Monday, the administration announced a nationwide campaign to push their failing Home Affordable Modification Program (HAMP) out of the HAMPer. Until now the focus has been on getting loan modifications started with a stated goal of reaching 500,000 trial modifications by November 1, 2009. Unfortunately, despite having successfully hit this goal, it is becoming increasingly clear that the program is failing, a few of these trial modifications have converted to permanent modifications. A little over half of the 650,000 borrowers who started trial loan modifications are eligible to convert to permanent modifications by the end of 2009. The administration’s announcement today is an effort to rescue the program and make sure these modifications actually do convert with a campaign to:
- Extend the trial period, to allow more borrowers to complete the paperwork.
- Develop publicly reported operational metrics, to hold servicers accountable for their performance.
- Possibly impose monetary penalties and sanctions on under-performing servicers.
- Engage HUD field-office staff and HUD-approved counseling organizations to distribute outreach tools.
- Engage the National Governors Association (NGA), National League of Cities (NLC), and National Association of Counties (NACo) in thousands of state, local, and county offices, to increase awareness of the program and assistance for borrowers.
Apparently, the assumption is that borrowers aren’t completing the paperwork because it’s too complex or confusing. But what if they aren’t completing the paperwork because they’re reluctant to fall for another toxic mortgage? High-risk, sub-prime option ARM loans contributed to this mess in the first place. To fix the problem the administration proposes to:
- Offer homeowners temporarily lower payments on loans they are unlikely to ever be able to repay.

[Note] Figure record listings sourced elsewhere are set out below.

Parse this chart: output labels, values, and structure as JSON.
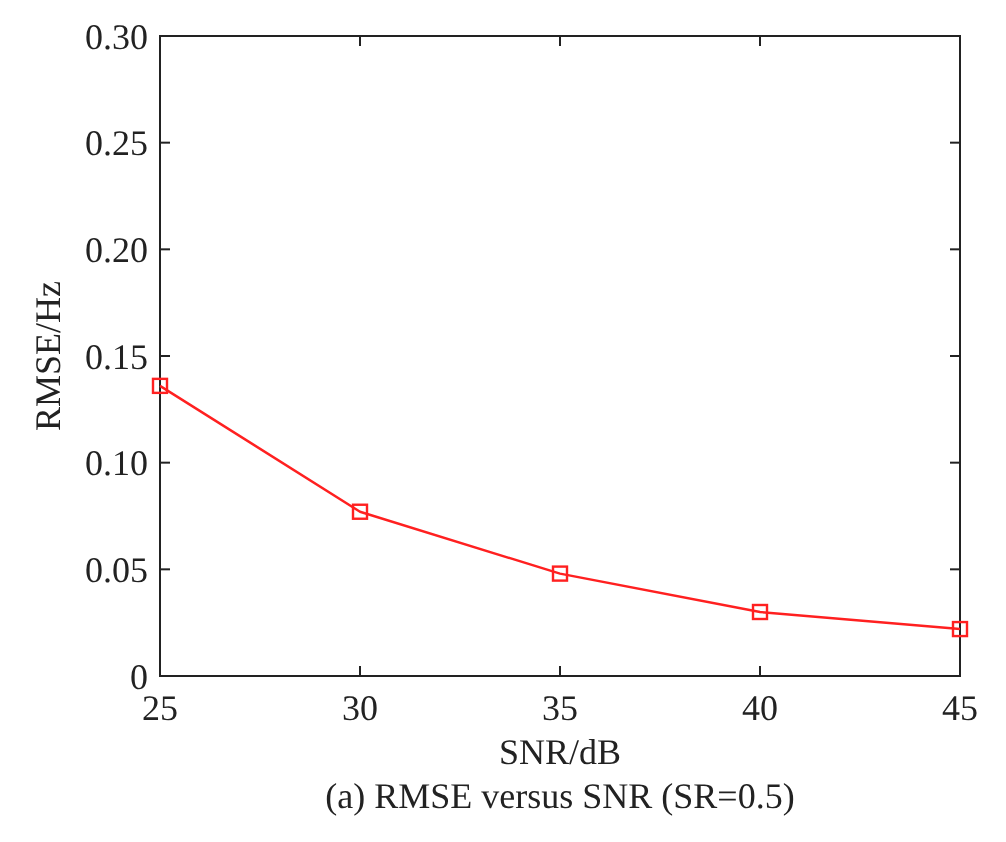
{
  "chart_data": {
    "type": "line",
    "title": "(a) RMSE versus SNR (SR=0.5)",
    "xlabel": "SNR/dB",
    "ylabel": "RMSE/Hz",
    "x": [
      25,
      30,
      35,
      40,
      45
    ],
    "series": [
      {
        "color": "#ff2020",
        "values": [
          0.136,
          0.077,
          0.048,
          0.03,
          0.022
        ]
      }
    ],
    "xlim": [
      25,
      45
    ],
    "xticks": [
      25,
      30,
      35,
      40,
      45
    ],
    "ylim": [
      0,
      0.3
    ],
    "yticks": [
      {
        "value": 0,
        "label": "0"
      },
      {
        "value": 0.05,
        "label": "0.05"
      },
      {
        "value": 0.1,
        "label": "0.10"
      },
      {
        "value": 0.15,
        "label": "0.15"
      },
      {
        "value": 0.2,
        "label": "0.20"
      },
      {
        "value": 0.25,
        "label": "0.25"
      },
      {
        "value": 0.3,
        "label": "0.30"
      }
    ],
    "marker": "square",
    "grid": false
  }
}
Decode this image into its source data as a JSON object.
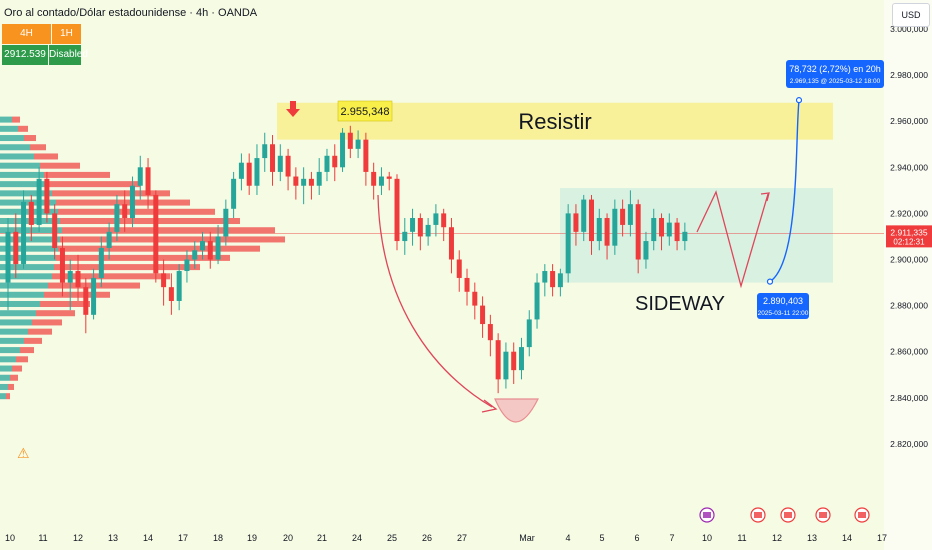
{
  "header": {
    "title": "Oro al contado/Dólar estadounidense · 4h · OANDA",
    "tf_button_1": "4H",
    "tf_button_2": "1H",
    "price_value": "2912.539",
    "status_label": "Disabled",
    "currency_label": "USD"
  },
  "colors": {
    "bull": "#26a69a",
    "bear": "#ef3b3b",
    "accent_orange": "#f7931e",
    "green_badge": "#2e9b4b",
    "resist_fill": "#f8ef8c",
    "sideway_fill": "#cdeee0",
    "projection_blue": "#1565ff",
    "curve_red": "#e0455a"
  },
  "icons": {
    "warning": "warning-icon",
    "arrow_down": "red-down-arrow-icon"
  },
  "chart_data": {
    "type": "candlestick",
    "ylim": [
      2800000,
      3000000
    ],
    "y_ticks": [
      {
        "value": 2820000,
        "label": "2.820,000"
      },
      {
        "value": 2840000,
        "label": "2.840,000"
      },
      {
        "value": 2860000,
        "label": "2.860,000"
      },
      {
        "value": 2880000,
        "label": "2.880,000"
      },
      {
        "value": 2900000,
        "label": "2.900,000"
      },
      {
        "value": 2920000,
        "label": "2.920,000"
      },
      {
        "value": 2940000,
        "label": "2.940,000"
      },
      {
        "value": 2960000,
        "label": "2.960,000"
      },
      {
        "value": 2980000,
        "label": "2.980,000"
      },
      {
        "value": 3000000,
        "label": "3.000,000"
      }
    ],
    "x_ticks": [
      "10",
      "11",
      "12",
      "13",
      "14",
      "17",
      "18",
      "19",
      "20",
      "21",
      "24",
      "25",
      "26",
      "27",
      "Mar",
      "4",
      "5",
      "6",
      "7",
      "10",
      "11",
      "12",
      "13",
      "14",
      "17"
    ],
    "current_price": {
      "label": "2.911,335",
      "countdown": "02:12:31",
      "value": 2911335
    },
    "annotations": {
      "resist_label": "Resistir",
      "resist_zone": [
        2952000,
        2968000
      ],
      "peak_label": "2.955,348",
      "peak_value": 2955348,
      "sideway_label": "SIDEWAY",
      "sideway_zone": [
        2890000,
        2931000
      ],
      "low_callout_price": "2.890,403",
      "low_callout_time": "2025-03-11 22:00",
      "low_value": 2890403,
      "target_callout_line1": "78,732 (2,72%) en 20h",
      "target_callout_line2": "2.969,135 @ 2025-03-12 18:00",
      "target_value": 2969135
    },
    "candles": [
      [
        2890,
        2912,
        2878,
        2918
      ],
      [
        2912,
        2898,
        2892,
        2920
      ],
      [
        2898,
        2925,
        2896,
        2930
      ],
      [
        2925,
        2915,
        2908,
        2928
      ],
      [
        2915,
        2935,
        2912,
        2940
      ],
      [
        2935,
        2920,
        2916,
        2938
      ],
      [
        2920,
        2905,
        2900,
        2924
      ],
      [
        2905,
        2890,
        2884,
        2910
      ],
      [
        2890,
        2895,
        2878,
        2900
      ],
      [
        2895,
        2888,
        2882,
        2902
      ],
      [
        2888,
        2876,
        2868,
        2892
      ],
      [
        2876,
        2892,
        2874,
        2896
      ],
      [
        2892,
        2905,
        2888,
        2910
      ],
      [
        2905,
        2912,
        2900,
        2916
      ],
      [
        2912,
        2924,
        2908,
        2928
      ],
      [
        2924,
        2918,
        2912,
        2930
      ],
      [
        2918,
        2932,
        2914,
        2936
      ],
      [
        2932,
        2940,
        2926,
        2945
      ],
      [
        2940,
        2928,
        2922,
        2944
      ],
      [
        2928,
        2894,
        2890,
        2930
      ],
      [
        2894,
        2888,
        2880,
        2900
      ],
      [
        2888,
        2882,
        2876,
        2894
      ],
      [
        2882,
        2895,
        2878,
        2898
      ],
      [
        2895,
        2900,
        2890,
        2904
      ],
      [
        2900,
        2904,
        2896,
        2908
      ],
      [
        2904,
        2908,
        2900,
        2912
      ],
      [
        2908,
        2900,
        2896,
        2912
      ],
      [
        2900,
        2910,
        2898,
        2915
      ],
      [
        2910,
        2922,
        2906,
        2926
      ],
      [
        2922,
        2935,
        2918,
        2938
      ],
      [
        2935,
        2942,
        2930,
        2946
      ],
      [
        2942,
        2932,
        2928,
        2946
      ],
      [
        2932,
        2944,
        2928,
        2950
      ],
      [
        2944,
        2950,
        2938,
        2955
      ],
      [
        2950,
        2938,
        2932,
        2954
      ],
      [
        2938,
        2945,
        2934,
        2950
      ],
      [
        2945,
        2936,
        2930,
        2948
      ],
      [
        2936,
        2932,
        2926,
        2940
      ],
      [
        2932,
        2935,
        2924,
        2940
      ],
      [
        2935,
        2932,
        2926,
        2938
      ],
      [
        2932,
        2938,
        2928,
        2944
      ],
      [
        2938,
        2945,
        2934,
        2948
      ],
      [
        2945,
        2940,
        2934,
        2950
      ],
      [
        2940,
        2955,
        2938,
        2957
      ],
      [
        2955,
        2948,
        2944,
        2958
      ],
      [
        2948,
        2952,
        2944,
        2956
      ],
      [
        2952,
        2938,
        2932,
        2955
      ],
      [
        2938,
        2932,
        2926,
        2942
      ],
      [
        2932,
        2936,
        2928,
        2940
      ],
      [
        2936,
        2935,
        2930,
        2938
      ],
      [
        2935,
        2908,
        2904,
        2937
      ],
      [
        2908,
        2912,
        2902,
        2918
      ],
      [
        2912,
        2918,
        2906,
        2922
      ],
      [
        2918,
        2910,
        2904,
        2920
      ],
      [
        2910,
        2915,
        2906,
        2918
      ],
      [
        2915,
        2920,
        2910,
        2924
      ],
      [
        2920,
        2914,
        2908,
        2922
      ],
      [
        2914,
        2900,
        2894,
        2918
      ],
      [
        2900,
        2892,
        2886,
        2904
      ],
      [
        2892,
        2886,
        2880,
        2896
      ],
      [
        2886,
        2880,
        2874,
        2890
      ],
      [
        2880,
        2872,
        2866,
        2884
      ],
      [
        2872,
        2865,
        2858,
        2876
      ],
      [
        2865,
        2848,
        2842,
        2868
      ],
      [
        2848,
        2860,
        2844,
        2864
      ],
      [
        2860,
        2852,
        2846,
        2864
      ],
      [
        2852,
        2862,
        2848,
        2866
      ],
      [
        2862,
        2874,
        2858,
        2878
      ],
      [
        2874,
        2890,
        2870,
        2894
      ],
      [
        2890,
        2895,
        2884,
        2898
      ],
      [
        2895,
        2888,
        2884,
        2898
      ],
      [
        2888,
        2894,
        2884,
        2896
      ],
      [
        2894,
        2920,
        2890,
        2924
      ],
      [
        2920,
        2912,
        2906,
        2924
      ],
      [
        2912,
        2926,
        2908,
        2928
      ],
      [
        2926,
        2908,
        2902,
        2928
      ],
      [
        2908,
        2918,
        2904,
        2922
      ],
      [
        2918,
        2906,
        2900,
        2920
      ],
      [
        2906,
        2922,
        2902,
        2926
      ],
      [
        2922,
        2915,
        2910,
        2926
      ],
      [
        2915,
        2924,
        2910,
        2930
      ],
      [
        2924,
        2900,
        2894,
        2926
      ],
      [
        2900,
        2908,
        2896,
        2912
      ],
      [
        2908,
        2918,
        2904,
        2922
      ],
      [
        2918,
        2910,
        2904,
        2920
      ],
      [
        2910,
        2916,
        2906,
        2920
      ],
      [
        2916,
        2908,
        2904,
        2918
      ],
      [
        2908,
        2912,
        2904,
        2916
      ]
    ]
  }
}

- Force servicers to expedite applications under threat of public flogging, financial penalties, and sanctions.
- Enlist private associations and government agencies at all levels to hawk its program as being good for homeowners.
Maybe borrowers have figured out that this program is really only another exotic mortgage like one they fell prey to when they bought or refinanced the house that resulted in their current predicament. HAMP and the administration's newly announced campaign isn’t digging borrowers out of a hole. It’s only digging them a new one and delaying the inevitable. The original hole was created with a clear downside and a theoretical upside:
- The downside: exotic financing, that qualified buyers for homes they clearly couldn’t afford by offering a low payment upfront, despite unaffordably high payments in the future.
- The upside: the expectation that the appreciated value in the house will allow the borrower to refinance or sell at a profit before their payment skyrockets.
The new hole offered by HAMP is all the downside with none of the upside.
- The downside: exotic re-financing, by which they make payments affordable today, but leave homeowners in the same boat down the road when payments ratchet back up after 5 years.
- The bonus downside: there is no reasonable expectation that home values will appreciate anywhere near enough to get these loans above water before the 5 years is up, or before the homeowner runs into a real-life event like job loss, divorce, or job relocation – leaving them stuck in an upside-down prison of debt.
What’s more, it’s not just bad for borrowers, it’s bad for everybody. Servicers and lenders simply delay their inevitable losses and suffer a lousy rate of return thanks to the artificially low payment until then. Everybody suffers as the economy limps along, as it is hard to justify a spending spree when you are upside down in your home by tens or even hundreds of thousands of dollars. Even the stealth stimulus package disappears as people make their modified mortgage payments. The housing problem may need an intervention, but not this intervention. Like offering drugs to an addict, repeating our past mistakes by putting people back into exotic mortgages is certainly not the cure. It’s time to go through withdrawal and kick the habit by addressing the real problem, negative equity.